Some researchers warn about moving too fast. The University of Michigan’s Rada Mihalcea emphasized the need for deeper understanding of how these systems work before deploying them widely. If we don’t know exactly why models improve with RLVR, we can’t predict when they might fail.
Several technical challenges remain. Creating good verification systems for tasks beyond math and coding is hard. Researchers are experimenting with “soft” rewards that use AI to judge quality instead of strict right-or-wrong checks, but this reintroduces the need for human oversight.
Multi-step verification—breaking complex tasks into smaller verifiable pieces, shows promise. Even if you can’t automatically verify a full business report, you might verify that it includes required sections, cites sources, stays within length limits, and uses appropriate terminology.
Curriculum learning, where models progress from simple to complex problems, improves results. Instead of immediately tackling hard problems, models build skills gradually. This mirrors how humans learn.
Hybrid approaches combining RLVR with traditional human feedback could extend the technique to more domains. Models might use RLVR for the parts of a task that can be automatically verified while getting human input on subjective aspects.
The biggest question is whether this approach can eventually work for truly creative and subjective tasks. Can you build verification systems for poetry, persuasive writing, emotional intelligence, or creative problem-solving? Probably not fully automatically, but partial verification might help.
AI models asking themselves questions represents a shift from imitation to exploration. Instead of only copying what humans show them, models now practice independently in areas where they can check their own work.
This doesn’t mean AI will suddenly become superintelligent. The technique works well for specific domains with clear verification, math, coding, logic, structured tasks. For everything else, models still need human guidance.
But within those domains, the improvement is real and significant. Models are getting better at reasoning through problems, catching their own mistakes, and finding solutions that work. They’re doing this by practicing millions of times more than any human could, receiving instant feedback on each attempt.
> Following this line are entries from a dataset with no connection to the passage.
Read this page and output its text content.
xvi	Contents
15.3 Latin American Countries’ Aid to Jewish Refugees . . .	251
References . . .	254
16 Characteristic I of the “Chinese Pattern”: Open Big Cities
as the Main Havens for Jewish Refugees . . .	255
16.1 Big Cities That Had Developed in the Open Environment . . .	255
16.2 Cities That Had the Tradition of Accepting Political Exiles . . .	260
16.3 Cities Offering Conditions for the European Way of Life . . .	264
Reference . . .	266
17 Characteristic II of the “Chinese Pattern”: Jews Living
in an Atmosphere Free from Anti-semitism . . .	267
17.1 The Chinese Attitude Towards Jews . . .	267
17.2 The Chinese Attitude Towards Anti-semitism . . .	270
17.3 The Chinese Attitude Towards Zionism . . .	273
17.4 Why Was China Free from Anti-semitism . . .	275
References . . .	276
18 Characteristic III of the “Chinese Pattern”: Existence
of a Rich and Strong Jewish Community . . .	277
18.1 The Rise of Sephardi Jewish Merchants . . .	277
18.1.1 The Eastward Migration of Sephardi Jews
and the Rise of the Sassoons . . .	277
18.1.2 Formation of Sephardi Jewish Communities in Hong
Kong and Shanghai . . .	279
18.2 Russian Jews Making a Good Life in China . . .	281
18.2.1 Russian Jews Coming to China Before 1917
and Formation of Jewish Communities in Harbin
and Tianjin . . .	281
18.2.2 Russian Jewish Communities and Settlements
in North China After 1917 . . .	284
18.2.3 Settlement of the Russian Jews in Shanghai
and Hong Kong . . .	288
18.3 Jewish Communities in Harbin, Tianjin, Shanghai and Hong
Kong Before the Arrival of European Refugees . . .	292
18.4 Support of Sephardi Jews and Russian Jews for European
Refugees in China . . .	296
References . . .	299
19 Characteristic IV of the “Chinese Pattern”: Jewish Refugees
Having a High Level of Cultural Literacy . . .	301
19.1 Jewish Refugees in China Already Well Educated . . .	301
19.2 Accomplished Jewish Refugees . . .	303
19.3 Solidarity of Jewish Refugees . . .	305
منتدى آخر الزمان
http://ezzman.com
This innovation promises accelerated progress toward more capable systems but also raises risks around bias amplification and model collapse that require careful safeguards.
The future likely involves AI systems that combine multiple learning approaches. RLVR for tasks with verifiable answers. Human feedback for subjective decisions. Exploration and self-teaching where possible. Careful supervision where needed.
What’s clear is that AI development is no longer limited purely by how much human-labeled data companies can afford. Models can now create their own practice problems and grade their own work—at least in domains where correctness can be automatically determined.
The question isn’t whether AI will continue learning by asking itself questions. It already is. The question is how far this approach can go and which problems it will ultimately solve.